PORTLAND, Ore — Chaunci King's distillery business dried up when the pandemic hit and bars and restaurants closed. "I couldn’t pay staff, we weren’t selling anything, it was just terrible. Income, sales, everything down," said King.
That's when King saw a social media post about music superstar Beyoncé and the NAACP starting the BeyGood fund to support Black-owned businesses hurt by the pandemic. King wasn’t expecting much, but applied in December.
To her surprise, an email came mid-January telling her that her Portland-based company, Royalty Spirits, had received a $10,000 grant.
The money is helping King launch a new line of pre-made cocktails. She will also open a CBD juice bar on Northeast Sandy Boulevard.
King, the creator of Miru Pear Vodka, started on her true career path when she was working in corporate human resources. A passion for mixology led her to get a second job as a bartender.
Women customers would tell her they wished they could order a vodka or whiskey with little sugar.
King started playing around with the idea of producing something like that. She decided to make mixology and spirits her new career.

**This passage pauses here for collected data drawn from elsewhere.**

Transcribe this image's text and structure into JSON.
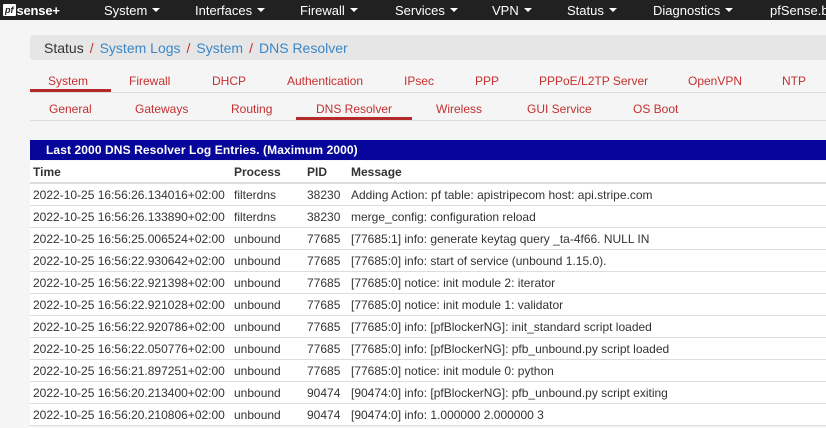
{
  "navbar": {
    "logo_box": "pf",
    "logo_text": "sense",
    "logo_plus": "+",
    "items": [
      {
        "label": "System"
      },
      {
        "label": "Interfaces"
      },
      {
        "label": "Firewall"
      },
      {
        "label": "Services"
      },
      {
        "label": "VPN"
      },
      {
        "label": "Status"
      },
      {
        "label": "Diagnostics"
      },
      {
        "label": "pfSense.b"
      }
    ]
  },
  "breadcrumb": {
    "status": "Status",
    "sep": "/",
    "items": [
      "System Logs",
      "System",
      "DNS Resolver"
    ]
  },
  "tabs_row1": [
    "System",
    "Firewall",
    "DHCP",
    "Authentication",
    "IPsec",
    "PPP",
    "PPPoE/L2TP Server",
    "OpenVPN",
    "NTP"
  ],
  "tabs_row2": [
    "General",
    "Gateways",
    "Routing",
    "DNS Resolver",
    "Wireless",
    "GUI Service",
    "OS Boot"
  ],
  "panel": {
    "title": "Last 2000 DNS Resolver Log Entries. (Maximum 2000)",
    "columns": {
      "time": "Time",
      "process": "Process",
      "pid": "PID",
      "message": "Message"
    },
    "rows": [
      {
        "time": "2022-10-25 16:56:26.134016+02:00",
        "process": "filterdns",
        "pid": "38230",
        "message": "Adding Action: pf table: apistripecom host: api.stripe.com"
      },
      {
        "time": "2022-10-25 16:56:26.133890+02:00",
        "process": "filterdns",
        "pid": "38230",
        "message": "merge_config: configuration reload"
      },
      {
        "time": "2022-10-25 16:56:25.006524+02:00",
        "process": "unbound",
        "pid": "77685",
        "message": "[77685:1] info: generate keytag query _ta-4f66. NULL IN"
      },
      {
        "time": "2022-10-25 16:56:22.930642+02:00",
        "process": "unbound",
        "pid": "77685",
        "message": "[77685:0] info: start of service (unbound 1.15.0)."
      },
      {
        "time": "2022-10-25 16:56:22.921398+02:00",
        "process": "unbound",
        "pid": "77685",
        "message": "[77685:0] notice: init module 2: iterator"
      },
      {
        "time": "2022-10-25 16:56:22.921028+02:00",
        "process": "unbound",
        "pid": "77685",
        "message": "[77685:0] notice: init module 1: validator"
      },
      {
        "time": "2022-10-25 16:56:22.920786+02:00",
        "process": "unbound",
        "pid": "77685",
        "message": "[77685:0] info: [pfBlockerNG]: init_standard script loaded"
      },
      {
        "time": "2022-10-25 16:56:22.050776+02:00",
        "process": "unbound",
        "pid": "77685",
        "message": "[77685:0] info: [pfBlockerNG]: pfb_unbound.py script loaded"
      },
      {
        "time": "2022-10-25 16:56:21.897251+02:00",
        "process": "unbound",
        "pid": "77685",
        "message": "[77685:0] notice: init module 0: python"
      },
      {
        "time": "2022-10-25 16:56:20.213400+02:00",
        "process": "unbound",
        "pid": "90474",
        "message": "[90474:0] info: [pfBlockerNG]: pfb_unbound.py script exiting"
      },
      {
        "time": "2022-10-25 16:56:20.210806+02:00",
        "process": "unbound",
        "pid": "90474",
        "message": "[90474:0] info: 1.000000 2.000000 3"
      }
    ]
  },
  "colors": {
    "navbar": "#212121",
    "accent": "#c43030",
    "panel_header": "#06069a",
    "link": "#3a87c7"
  }
}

Breaking into the male-dominated world of distilling wasn’t easy. "People did not respect me as a woman, a woman of color. Like, 'What do you know about this industry?'" said King.

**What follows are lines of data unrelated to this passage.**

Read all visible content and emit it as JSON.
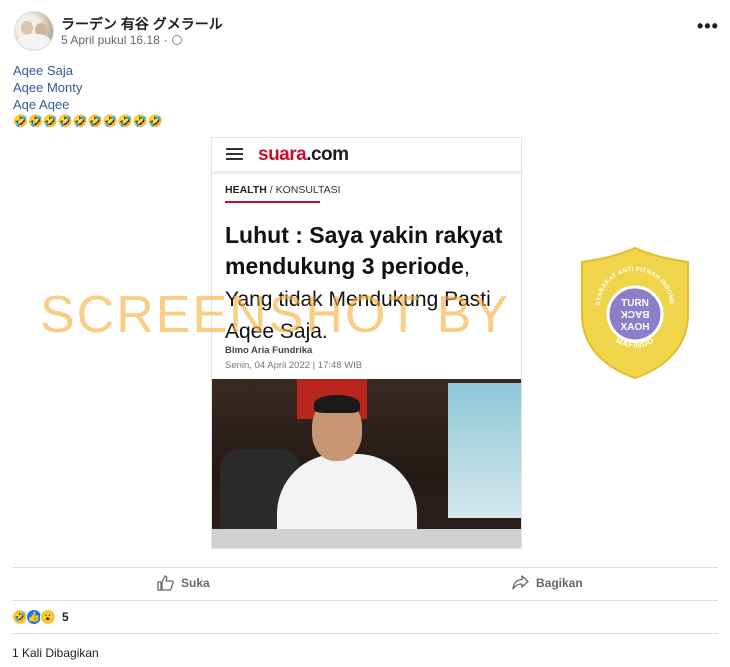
{
  "post": {
    "author": "ラーデン 有谷 グメラール",
    "timestamp": "5 April pukul 16.18",
    "audience_icon": "globe-icon",
    "text_lines": [
      "Aqee Saja",
      "Aqee Monty",
      "Aqe Aqee"
    ],
    "emoji_line": "🤣🤣🤣🤣🤣🤣🤣🤣🤣🤣"
  },
  "article": {
    "logo_main": "suara",
    "logo_suffix": ".com",
    "category": "HEALTH",
    "subcategory": "/ KONSULTASI",
    "headline_part1": "Luhut : Saya yakin rakyat mendukung 3 periode",
    "headline_part2": ", Yang tidak Mendukung Pasti Aqee Saja.",
    "byline": "Bimo Aria Fundrika",
    "date": "Senin, 04 April 2022 | 17:48 WIB"
  },
  "watermark": {
    "text": "SCREENSHOT BY"
  },
  "badge": {
    "top_text": "MASYARAKAT ANTI FITNAH INDONESIA",
    "line1": "TURN",
    "line2": "BACK",
    "line3": "HOAX",
    "bottom_text": "MAFINDO",
    "shield_color": "#f0d44a",
    "inner_color": "#8c7ec8"
  },
  "actions": {
    "like_label": "Suka",
    "share_label": "Bagikan"
  },
  "reactions": {
    "icons": [
      "🤣",
      "👍",
      "😮"
    ],
    "count": "5"
  },
  "shares": {
    "text": "1 Kali Dibagikan"
  }
}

But she persevered, and founded Royalty Spirits six years ago. King was a pioneer, the first Black woman to own and run a distillery on the West Coast. Miru Pear Vodka was her first release. Then came non-flavored vodka, Rex Whiskey, and a line of cocktail mixers.
King fought at first to get her products in stores, bars and restaurants. "I have experienced crazy situations where I can send in a male brand ambassador and they can sell tons of products," said King, "and I can send a woman into that same store and maybe not sell anything." But over time, her line of cocktail-focused spirits took off.
Driven by passion, King is nowhere near done stirring up new ideas to shake up the industry.